Bulgaria Delivers 13th Military Aid Package to Ukraine as War Marks Four Years
Bulgaria’s government has dispatched a 13th package of military assistance to Ukraine since Russia’s full-scale invasion began in 2022, the Defence Ministry reported. Specific contents and financial terms of the packages remain classified under national security provisions.
SOFIA — Bulgaria has approved and delivered its 13th military aid package to Ukraine, continuing a multiyear support programme launched in response to Russia’s full-scale invasion in February 2022. The latest package was authorised on 12 February 2026, according to official information from the Bulgarian government’s public information portal.

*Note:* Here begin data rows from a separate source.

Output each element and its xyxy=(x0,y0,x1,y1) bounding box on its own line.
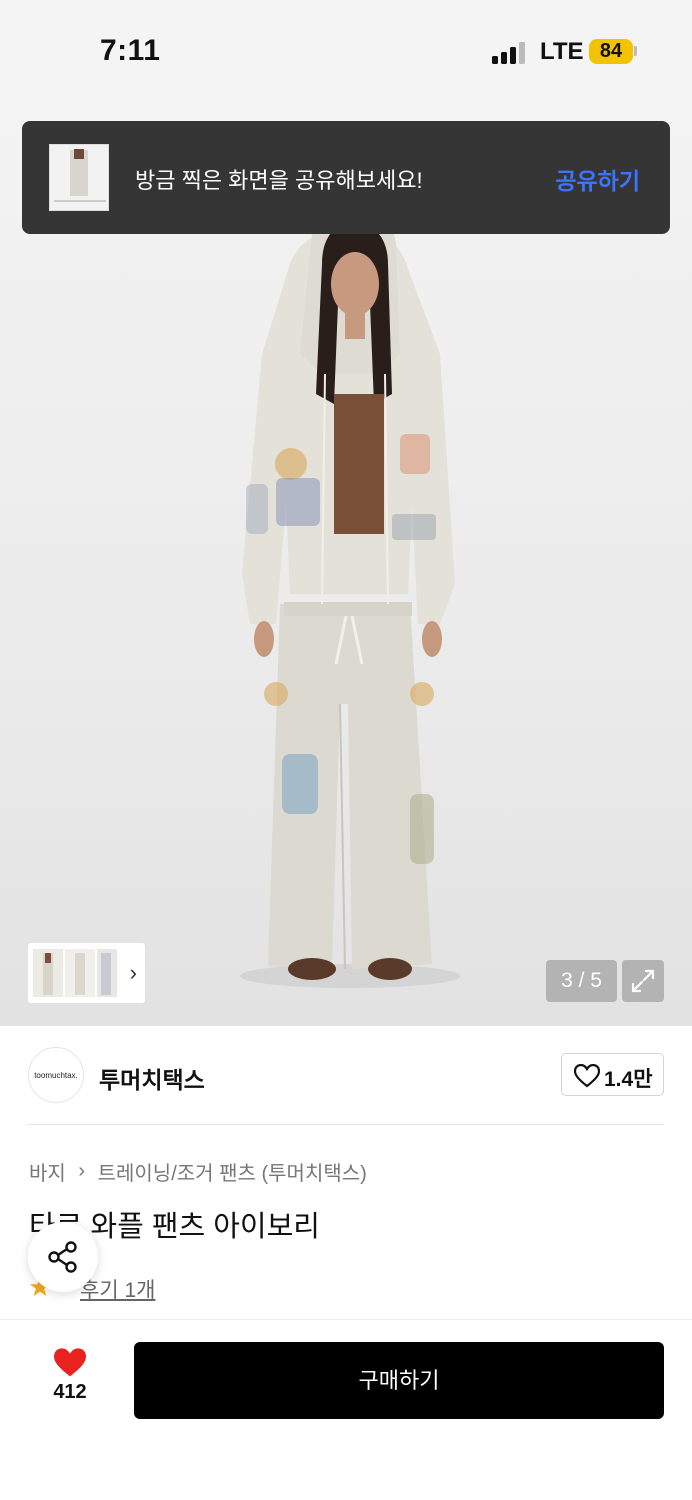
network-label: LTE xyxy=(540,38,584,65)
thumbnail-strip[interactable]: › xyxy=(28,943,145,1003)
share-screenshot-banner: 방금 찍은 화면을 공유해보세요! 공유하기 xyxy=(22,121,670,234)
brand-name[interactable]: 투머치택스 xyxy=(99,1061,205,1095)
share-banner-button[interactable]: 공유하기 xyxy=(555,162,640,196)
battery-nub xyxy=(634,46,637,56)
share-banner-message: 방금 찍은 화면을 공유해보세요! xyxy=(135,168,423,193)
expand-icon[interactable] xyxy=(622,960,664,1002)
status-time: 7:11 xyxy=(100,34,161,67)
buy-button[interactable]: 구매하기 xyxy=(134,1342,664,1419)
share-button[interactable] xyxy=(28,1222,98,1292)
breadcrumb-item-subcategory[interactable]: 트레이닝/조거 팬츠 (투머치택스) xyxy=(98,1163,367,1185)
brand-row: toomuchtax. 투머치택스 1.4만 xyxy=(0,1026,692,1126)
brand-like-button[interactable]: 1.4만 xyxy=(561,1053,664,1096)
heart-filled-icon xyxy=(54,1348,86,1377)
battery-icon: 84 xyxy=(589,39,633,64)
divider xyxy=(28,1124,664,1125)
chevron-right-icon[interactable]: › xyxy=(130,960,137,986)
image-counter: 3 / 5 xyxy=(546,960,617,1002)
brand-logo[interactable]: toomuchtax. xyxy=(28,1047,84,1103)
signal-icon xyxy=(492,40,526,64)
breadcrumb: 바지 › 트레이닝/조거 팬츠 (투머치택스) xyxy=(29,1157,367,1186)
thumbnail-1[interactable] xyxy=(33,949,63,997)
thumbnail-2[interactable] xyxy=(65,949,95,997)
thumbnail-3[interactable] xyxy=(97,949,117,997)
heart-outline-icon xyxy=(574,1064,600,1088)
breadcrumb-item-category[interactable]: 바지 xyxy=(29,1163,66,1185)
chevron-right-icon: › xyxy=(78,1160,86,1182)
status-bar: 7:11 LTE 84 xyxy=(0,0,692,104)
product-image[interactable] xyxy=(0,104,692,1026)
share-icon xyxy=(48,1241,77,1273)
bottom-action-bar: 412 구매하기 xyxy=(0,1319,692,1500)
review-link[interactable]: 후기 1개 xyxy=(80,1274,155,1304)
wishlist-count: 412 xyxy=(53,1381,87,1403)
model-photo xyxy=(240,204,460,988)
wishlist-button[interactable]: 412 xyxy=(40,1347,100,1417)
screenshot-thumbnail xyxy=(49,144,109,211)
brand-like-count: 1.4만 xyxy=(604,1068,653,1091)
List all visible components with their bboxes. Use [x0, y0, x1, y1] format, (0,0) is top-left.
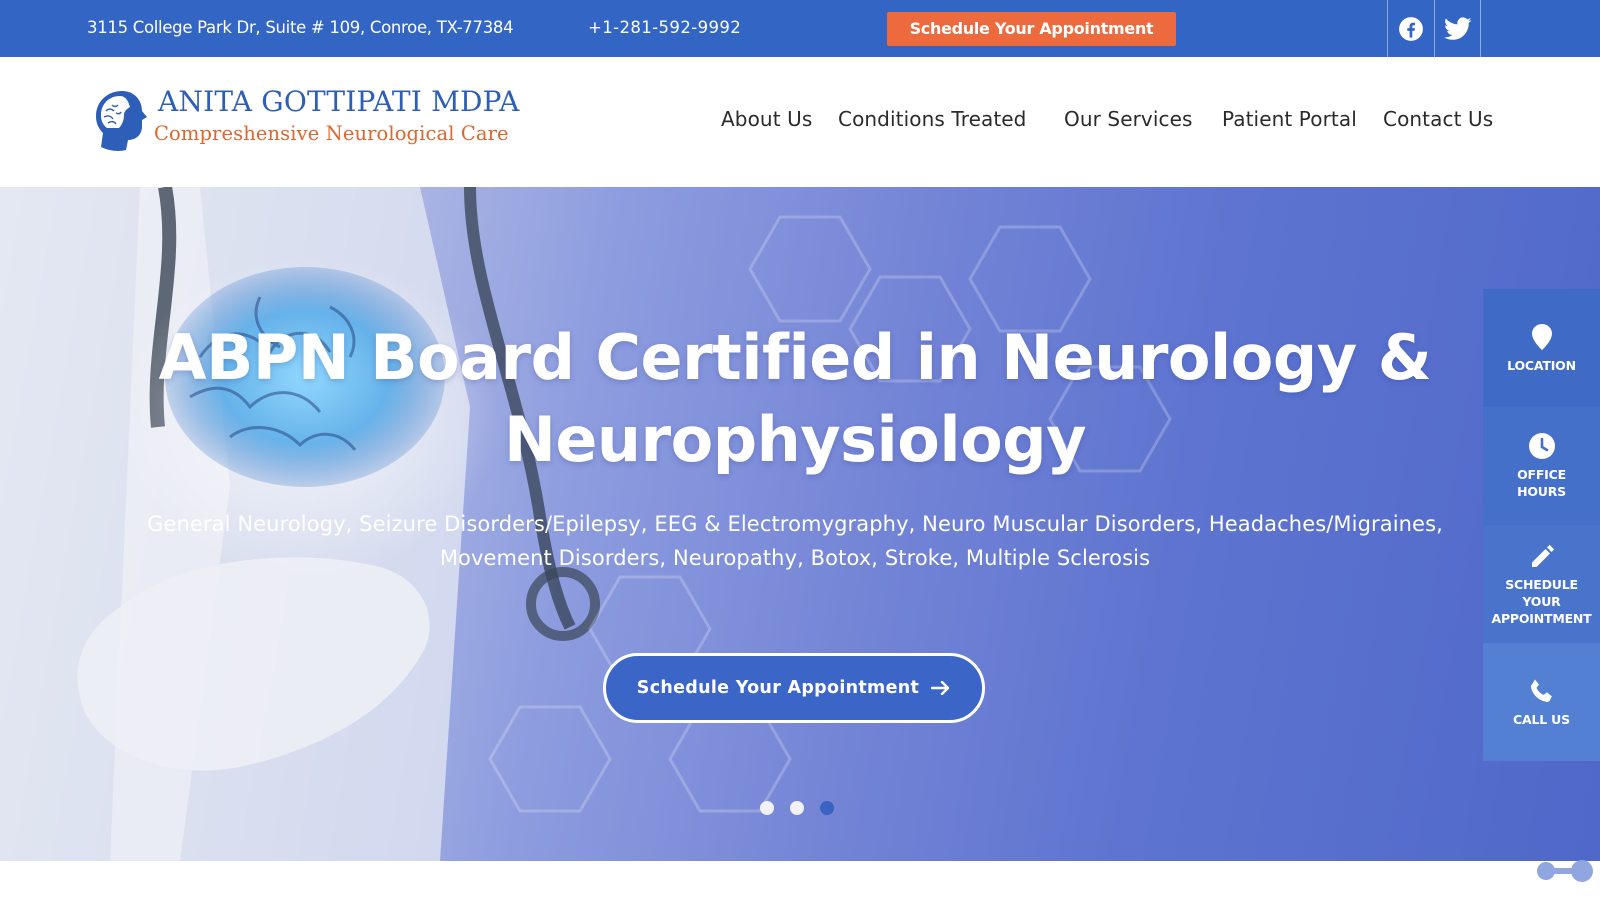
schedule-appointment-top-button[interactable]: Schedule Your Appointment — [887, 12, 1176, 46]
hero-banner: ABPN Board Certified in Neurology & Neur… — [0, 187, 1600, 861]
nav-patient-portal[interactable]: Patient Portal — [1222, 107, 1357, 131]
twitter-icon — [1443, 16, 1472, 40]
hero-title-line-1: ABPN Board Certified in Neurology & — [158, 321, 1432, 394]
sidebar-location-label: LOCATION — [1507, 357, 1576, 373]
nav-conditions-treated[interactable]: Conditions Treated — [838, 107, 1026, 131]
scroll-to-top-icon[interactable] — [1536, 858, 1596, 884]
sidebar-office-label-1: OFFICE — [1517, 467, 1566, 482]
slider-dots — [760, 801, 834, 815]
slider-dot-1[interactable] — [760, 801, 774, 815]
sidebar-office-label-2: HOURS — [1517, 484, 1566, 499]
schedule-appointment-hero-button[interactable]: Schedule Your Appointment — [603, 653, 985, 723]
sidebar-schedule-label-2: YOUR — [1522, 593, 1561, 609]
quick-links-sidebar: LOCATION OFFICE HOURS SCHEDULE YOUR APPO… — [1483, 289, 1600, 761]
hero-subtitle: General Neurology, Seizure Disorders/Epi… — [100, 507, 1490, 575]
hero-subtitle-line-1: General Neurology, Seizure Disorders/Epi… — [147, 512, 1443, 536]
arrow-right-icon — [931, 681, 950, 695]
phone-icon — [1530, 679, 1552, 702]
hero-title: ABPN Board Certified in Neurology & Neur… — [0, 317, 1590, 481]
nav-about-us[interactable]: About Us — [721, 107, 812, 131]
twitter-link[interactable] — [1434, 0, 1481, 57]
address-text: 3115 College Park Dr, Suite # 109, Conro… — [87, 18, 514, 37]
facebook-link[interactable] — [1387, 0, 1434, 57]
brain-head-logo-icon[interactable] — [92, 87, 148, 155]
sidebar-item-office-hours[interactable]: OFFICE HOURS — [1483, 407, 1600, 525]
facebook-icon — [1399, 16, 1423, 41]
logo-subtitle: Compreshensive Neurological Care — [154, 122, 509, 145]
sidebar-schedule-label-3: APPOINTMENT — [1491, 610, 1592, 626]
hero-title-line-2: Neurophysiology — [503, 403, 1087, 476]
sidebar-call-label: CALL US — [1513, 711, 1570, 727]
phone-link[interactable]: +1-281-592-9992 — [588, 18, 741, 37]
sidebar-item-location[interactable]: LOCATION — [1483, 289, 1600, 407]
location-pin-icon — [1531, 323, 1552, 350]
sidebar-item-call-us[interactable]: CALL US — [1483, 643, 1600, 761]
site-header: ANITA GOTTIPATI MDPA Compreshensive Neur… — [0, 57, 1600, 187]
top-bar: 3115 College Park Dr, Suite # 109, Conro… — [0, 0, 1600, 57]
pencil-icon — [1531, 544, 1554, 567]
sidebar-schedule-label-1: SCHEDULE — [1505, 576, 1578, 592]
clock-icon — [1528, 433, 1555, 459]
nav-contact-us[interactable]: Contact Us — [1383, 107, 1493, 131]
hero-subtitle-line-2: Movement Disorders, Neuropathy, Botox, S… — [439, 546, 1151, 570]
slider-dot-3[interactable] — [820, 801, 834, 815]
hero-button-label: Schedule Your Appointment — [636, 678, 920, 698]
logo-title[interactable]: ANITA GOTTIPATI MDPA — [158, 85, 520, 118]
nav-our-services[interactable]: Our Services — [1064, 107, 1193, 131]
slider-dot-2[interactable] — [790, 801, 804, 815]
sidebar-item-schedule-appointment[interactable]: SCHEDULE YOUR APPOINTMENT — [1483, 525, 1600, 643]
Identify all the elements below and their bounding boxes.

The country’s Ministry of Defence has declined to disclose the exact contents, scope or monetary value of individual packages, citing classification restrictions tied to broader defence capability reporting. The assistance is being provided under a bilateral framework agreed between the Bulgarian and Ukrainian defence ministries on 5 December 2022, and ratified by the Bulgarian National Assembly later that month.
Although detailed inventories are not public, parliamentary decisions and defence ministry statements over time have revealed elements of Bulgaria’s contributions. These have included armoured transport vehicles with existing weapon systems, surplus or non-operational portable air defence systems and various anti-aircraft missiles previously held by the Bulgarian Armed Forces, and self-propelled artillery systems known to have been in use in Ukraine.
In addition to hard military gear, Sofia has supplied personal protective equipment, such as helmets and body armour, medical kits, and seasonal clothing and footwear. The defence ministry also administers a humanitarian assistance programme in Bulgaria providing accommodation and food support for displaced Ukrainians.
Bulgaria has received financial compensation from international partners for its military aid. Defence officials previously stated that reimbursements from the United States and the European Union had already topped €200 million and could exceed €300 million in 2026 through various mechanisms.
The continuation of a structured aid programme marks Bulgaria as a consistent contributor within the broader European effort to sustain Ukrainian defence capabilities. Across Europe, levels of military assistance vary widely; some states have issued far larger volumes of aid in both financial and material terms.